# Shaun's Vape Mail



## Shaun (16/5/14)

Woop Woop! Look what just arrived!!

Been going nuts on this thing, think i almost gone and given my self a silver lol



??

Reactions: Like 4 | Winner 4


----------



## Metal Liz (16/5/14)

that's some great vape mail you got there!!! wow!!! enjoy  careful of dem silvas

Reactions: Like 2


----------



## Riaz (16/5/14)

great vape mail buddy!!!

enjoy

Reactions: Like 1


----------



## BhavZ (16/5/14)

Congrats buddy, that is some awesome vape mail you got there!

Reactions: Like 1


----------



## Shaun (16/5/14)

Thanks guys! expect some reviews soon!

Reactions: Like 1


----------



## Andre (16/5/14)

Great setup. Enjoy.


----------



## Ollypop (16/5/14)

So jealous! Looks awesome! I want my vape mail to come already! 
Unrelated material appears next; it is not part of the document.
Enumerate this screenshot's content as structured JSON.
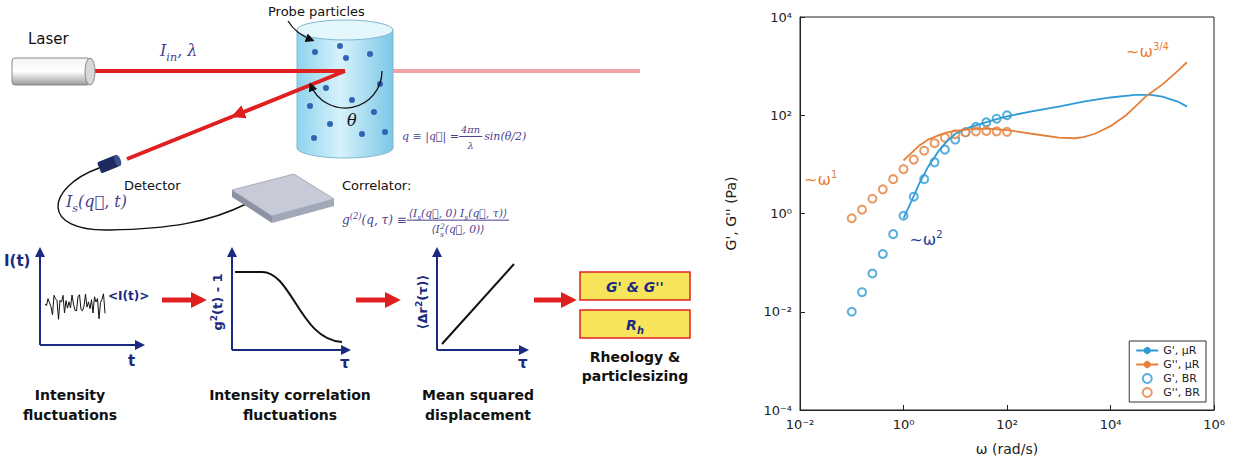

Sent from my Xperia ZL using Tapatalk

Reactions: Like 1


----------



## Shaun (16/5/14)

Ollypop said:


> So jealous! Looks awesome! I want my vape mail to come already!
> 
> Sent from my Xperia ZL using Tapatalk



In due time @Ollypop the wait is worthwhile, im loving it! only been a couple of hours and im almost through one tank already! need to slow down haha

Reactions: Like 1


----------



## PeterHarris (16/5/14)

well done the mPT3 is a little monster

Reactions: Agree 3


----------



## ET (16/5/14)

gratz dude, that mpt3 looks awesome

Reactions: Like 1


----------



## PuffingCrow (16/5/14)

@Shaun congrats man welcome to the world of vaping have fun with your new toys


----------



## Silverbear (16/5/14)

Congrats @Shaun , awesome kit you got there, enjoy. And the journey begins.

Reactions: Like 1


----------



## Shaun (29/5/14)

Vape mail no. 2! 
Not much, but something is better than nothing! 




Sent from my GT-I8190 using Tapatalk 2

Reactions: Like 7


----------